Ian HarrisonMBE

Personal information
- Full name: Ian Hamilton Harrison
- Born: 21 March 1937 Poole, UK
- Died: 26 August 2016 (aged 79) Leicester, UK

Sailing career
- Sport: Sailing
- Class(es): Sonar, Challenger, 2.4 Metre

Medal record
Sailing
Representing Great Britain
Paralympic Games
| Gold medal – first place | 1996 Atlanta | Sonar |

= Ian Harrison (sailor) =

British Paralympic sailor

Ian Hamilton Harrison (21 March 1937 – 26 August 2016) was a British Paralympic sailor and para sailing administrator. He won gold at the 1996 Summer Paralympics, where the sport made its Paralympic debut.

In his youth, Harrison was a sailor in the Snipe, before sailing on HMS Worcester, While in India, he caught polio, resulting in disability.

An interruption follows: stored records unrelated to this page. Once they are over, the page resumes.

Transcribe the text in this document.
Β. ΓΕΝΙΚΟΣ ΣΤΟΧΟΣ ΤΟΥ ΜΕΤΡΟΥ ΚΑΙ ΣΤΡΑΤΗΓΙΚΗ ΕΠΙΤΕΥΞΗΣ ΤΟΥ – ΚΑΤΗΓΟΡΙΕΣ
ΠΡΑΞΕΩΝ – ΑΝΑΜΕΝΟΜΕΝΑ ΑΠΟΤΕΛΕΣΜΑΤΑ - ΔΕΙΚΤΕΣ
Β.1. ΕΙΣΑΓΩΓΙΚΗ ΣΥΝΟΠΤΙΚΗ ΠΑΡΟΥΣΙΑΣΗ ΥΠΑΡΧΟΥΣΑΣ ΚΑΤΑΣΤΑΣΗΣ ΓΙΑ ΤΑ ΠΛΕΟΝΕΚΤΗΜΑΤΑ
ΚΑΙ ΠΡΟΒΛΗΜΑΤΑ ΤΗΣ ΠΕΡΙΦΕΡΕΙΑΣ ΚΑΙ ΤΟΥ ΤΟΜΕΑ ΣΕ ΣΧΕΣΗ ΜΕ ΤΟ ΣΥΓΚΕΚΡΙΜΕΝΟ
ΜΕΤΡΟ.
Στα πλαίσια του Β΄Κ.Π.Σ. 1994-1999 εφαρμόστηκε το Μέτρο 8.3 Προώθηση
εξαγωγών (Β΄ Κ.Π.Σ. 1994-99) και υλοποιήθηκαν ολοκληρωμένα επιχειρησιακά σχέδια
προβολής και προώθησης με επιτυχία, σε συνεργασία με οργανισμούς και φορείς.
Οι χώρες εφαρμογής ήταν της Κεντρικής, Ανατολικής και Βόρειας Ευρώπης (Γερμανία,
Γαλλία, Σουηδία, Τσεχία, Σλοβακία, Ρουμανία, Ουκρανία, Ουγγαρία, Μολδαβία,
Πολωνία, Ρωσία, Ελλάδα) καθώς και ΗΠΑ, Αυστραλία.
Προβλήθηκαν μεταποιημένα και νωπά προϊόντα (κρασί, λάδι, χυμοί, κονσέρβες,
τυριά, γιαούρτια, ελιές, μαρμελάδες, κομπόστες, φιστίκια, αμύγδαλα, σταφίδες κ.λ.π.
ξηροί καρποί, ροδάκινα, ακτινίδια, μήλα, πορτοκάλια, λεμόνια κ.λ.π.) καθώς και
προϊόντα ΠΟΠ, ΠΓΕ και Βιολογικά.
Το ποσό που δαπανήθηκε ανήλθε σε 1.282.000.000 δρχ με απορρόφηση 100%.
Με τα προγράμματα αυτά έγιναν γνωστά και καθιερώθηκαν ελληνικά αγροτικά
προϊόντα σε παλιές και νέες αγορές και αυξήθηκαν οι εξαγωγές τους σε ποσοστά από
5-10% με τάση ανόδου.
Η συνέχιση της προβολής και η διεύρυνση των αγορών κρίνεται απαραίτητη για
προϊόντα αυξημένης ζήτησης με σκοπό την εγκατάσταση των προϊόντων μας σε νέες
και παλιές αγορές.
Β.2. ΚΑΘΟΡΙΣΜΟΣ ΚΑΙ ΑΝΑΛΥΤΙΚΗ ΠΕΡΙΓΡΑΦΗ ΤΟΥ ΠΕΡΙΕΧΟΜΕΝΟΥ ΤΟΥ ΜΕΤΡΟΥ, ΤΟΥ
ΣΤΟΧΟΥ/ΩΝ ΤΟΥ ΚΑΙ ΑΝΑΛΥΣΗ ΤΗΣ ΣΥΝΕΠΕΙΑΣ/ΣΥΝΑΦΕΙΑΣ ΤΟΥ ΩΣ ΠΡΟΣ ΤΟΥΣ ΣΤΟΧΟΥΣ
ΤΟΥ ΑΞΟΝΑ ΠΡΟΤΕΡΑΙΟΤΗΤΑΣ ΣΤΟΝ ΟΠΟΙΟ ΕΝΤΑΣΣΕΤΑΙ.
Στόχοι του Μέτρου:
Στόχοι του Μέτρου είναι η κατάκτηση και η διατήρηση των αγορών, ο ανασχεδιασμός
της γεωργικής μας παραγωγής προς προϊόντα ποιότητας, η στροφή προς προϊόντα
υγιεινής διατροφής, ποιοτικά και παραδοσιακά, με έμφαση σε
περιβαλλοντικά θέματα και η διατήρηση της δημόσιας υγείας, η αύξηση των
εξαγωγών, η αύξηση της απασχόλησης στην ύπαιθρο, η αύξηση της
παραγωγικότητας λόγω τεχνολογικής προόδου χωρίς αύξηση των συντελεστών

His legacy was in the formation of Sailability and the International Foundation for Disabled Sailing, the inclusion of the sport within the Paralympics and the work with World Sailing on integration of disabled sports. Together with Andy Cassell, Kevin Curtis, and Tony Downs, he won the Sonar event at the sailing demonstration events of the 1996 Summer Paralympics.

For his work within para sailing, he was recognised at various stages: in 1988, he was awarded Member of the British Empire (MBE); in 2005, he was awarded the IPC Paralympic Order; and in 2008, he was awarded the World Sailing Long Service Gold Medal.